Bununla birlikte, büyük bir görüntüye bakarsanız, gözlerinizdeki küçük hareketler aşırı uyarmayı azaltmak için yeterli değildir. Sonuç olarak, olumsuz bir görüntü olarak bilinen şeyi deneyimliyorsunuz. Gözlerinizi görüntünün beyaz tarafına kaydırdığınızda, aşırı uyarılmış hücreler yalnızca zayıf bir sinyal göndermeye devam eder, böylece etkilenen renkler sessiz kalır. Bununla birlikte, çevresindeki foto alıcılar hala tazedir ve bu nedenle karşıt renklere bakıyormuşuz gibi güçlü sinyaller gönderirler. Beyin daha sonra bu sinyalleri zıt renkler olarak yorumlar, temel olarak negatif bir fotoğraftan tam renkli bir görüntü oluşturur.
Keramet Değil Bilim
Gördüğünüz gibi ortada bir keramet falan yok. Herhangi bir insan resmine aynı şeyi uyguladığınızda aynı sonucu elde edebilirsiniz. Olayın anlatıldığı tarih 1980’li yıllar. O yıllarda bu bilgiye birçok insan sahip değildi. Yıllarca bu göz yanılsamasını bir keramet olarak anlattılar insanlara. Bugün aynı oyunu oynadıklarını sanmıyorum. Özellikle 1970 ve 1980’li yıllarda birçok insanı böyle kandırdılar. Zaman değiştikçe, millet bilgilenip bilinçlendikçe daha yeni yol ve yöntemler geliştiriliyor.
28 Şubat sürecinde Ali Kalkancı diye biri vardı. Şeyh gibi zikirler çektiren, etrafına saf ve cahil insanlar toplamış, sonradan yasa dışı işlere karıştığı için hapis yatan birisiydi. Ali Kalkancı’nın foyası ortaya çıktıktan yıllar sonra, olaya tanık insanlar bildiklerini anlattılar. Ali Kalkancı, müritlerine zikir çektirirken bir post üzerine otururmuş. Zikir esnasında post hareket etmeye, titremeye başlarmış. Özellikle ön tarafta oturan müritler postun titrediğini görünce tekbir getirir, şeyhlerinin kerametini her yerde anlatırmışlar.
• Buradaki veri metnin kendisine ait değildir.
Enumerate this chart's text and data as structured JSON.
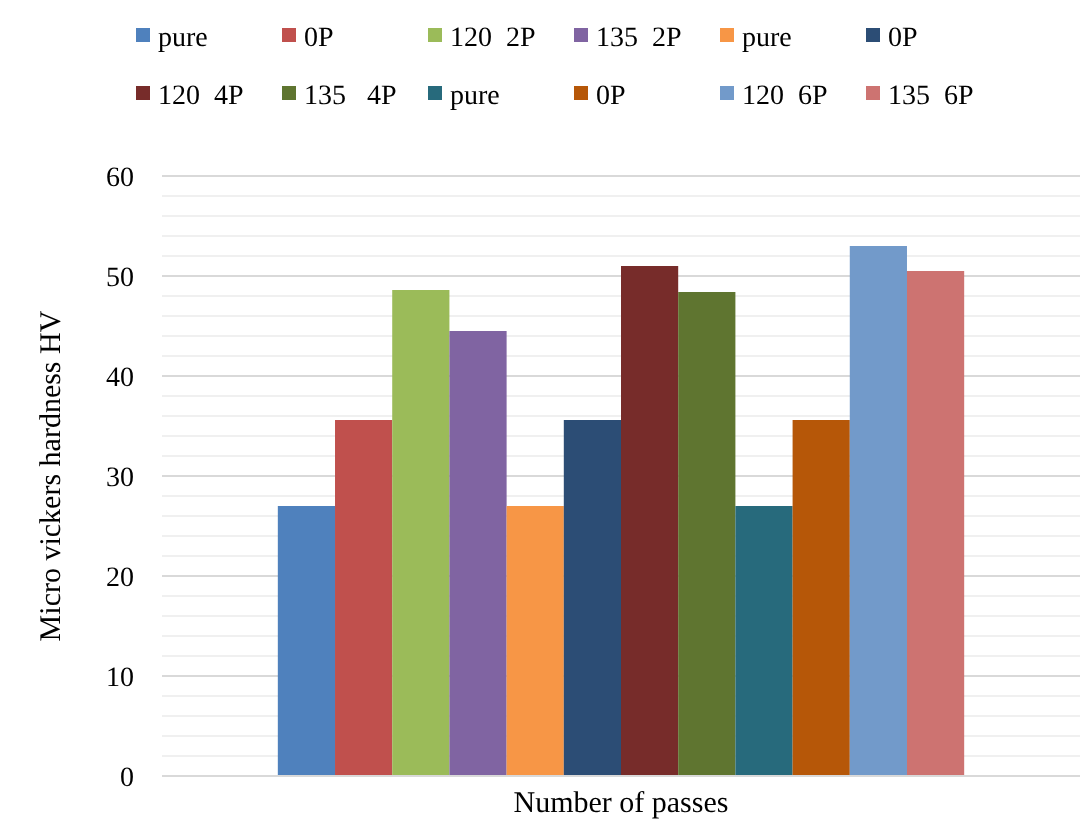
{
  "chart_data": {
    "type": "bar",
    "xlabel": "Number of passes",
    "ylabel": "Micro vickers hardness HV",
    "categories": [
      null
    ],
    "series": [
      {
        "name": "pure",
        "color": "#4f81bd",
        "values": [
          27
        ]
      },
      {
        "name": "0P",
        "color": "#c0504d",
        "values": [
          35.6
        ]
      },
      {
        "name": "120  2P",
        "color": "#9bbb59",
        "values": [
          48.6
        ]
      },
      {
        "name": "135  2P",
        "color": "#8064a2",
        "values": [
          44.5
        ]
      },
      {
        "name": "pure",
        "color": "#f79646",
        "values": [
          27
        ]
      },
      {
        "name": "0P",
        "color": "#2c4d75",
        "values": [
          35.6
        ]
      },
      {
        "name": "120  4P",
        "color": "#772c2a",
        "values": [
          51
        ]
      },
      {
        "name": "135   4P",
        "color": "#5f7530",
        "values": [
          48.4
        ]
      },
      {
        "name": "pure",
        "color": "#276a7c",
        "values": [
          27
        ]
      },
      {
        "name": "0P",
        "color": "#b65708",
        "values": [
          35.6
        ]
      },
      {
        "name": "120  6P",
        "color": "#729aca",
        "values": [
          53
        ]
      },
      {
        "name": "135  6P",
        "color": "#cd7371",
        "values": [
          50.5
        ]
      }
    ],
    "ylim": [
      0,
      60
    ],
    "yticks": [
      0,
      {
        "value": 2,
        "label": null
      },
      {
        "value": 4,
        "label": null
      },
      {
        "value": 6,
        "label": null
      },
      {
        "value": 8,
        "label": null
      },
      10,
      {
        "value": 12,
        "label": null
      },
      {
        "value": 14,
        "label": null
      },
      {
        "value": 16,
        "label": null
      },
      {
        "value": 18,
        "label": null
      },
      20,
      {
        "value": 22,
        "label": null
      },
      {
        "value": 24,
        "label": null
      },
      {
        "value": 26,
        "label": null
      },
      {
        "value": 28,
        "label": null
      },
      30,
      {
        "value": 32,
        "label": null
      },
      {
        "value": 34,
        "label": null
      },
      {
        "value": 36,
        "label": null
      },
      {
        "value": 38,
        "label": null
      },
      40,
      {
        "value": 42,
        "label": null
      },
      {
        "value": 44,
        "label": null
      },
      {
        "value": 46,
        "label": null
      },
      {
        "value": 48,
        "label": null
      },
      50,
      {
        "value": 52,
        "label": null
      },
      {
        "value": 54,
        "label": null
      },
      {
        "value": 56,
        "label": null
      },
      {
        "value": 58,
        "label": null
      },
      60
    ],
    "grid": "y",
    "legend": "top"
  }
}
Sonradan medyaya yansıdı ki, Ali Kalkancı için, üzerine oturduğu postu Çin’den özel olarak getirtmişler. Zikir esnasında bir düğmeye basınca altındaki post titremeye ve hareket etmeye başlarmış. Cahil müritler şeyhlerinin uçtuğunu sanıyormuş.
Bilmezseniz Kullanılırsınız.
Aklını kullanmayan, dinini bilmeyen, keramet yalanlarına inanan herkesi kandırır ve kullanırlar. Yazıyı Prof. İhsan Fazlıoğlu’nun bir sözüyle bitireyim; Allah ile kandırmak ve Allah ile kandırılmak eşit seviyede iki büyük günahtır. Allah ile kandırmayacaksınız ve Allah ile kandırılmayacaksınız. Bilmemek suçtur! Unutmayalım ki, Akıl var iken kendini İblis'in kandırdığını söylemek, kişinin kendine yaptığı en büyük saygısızlıktır.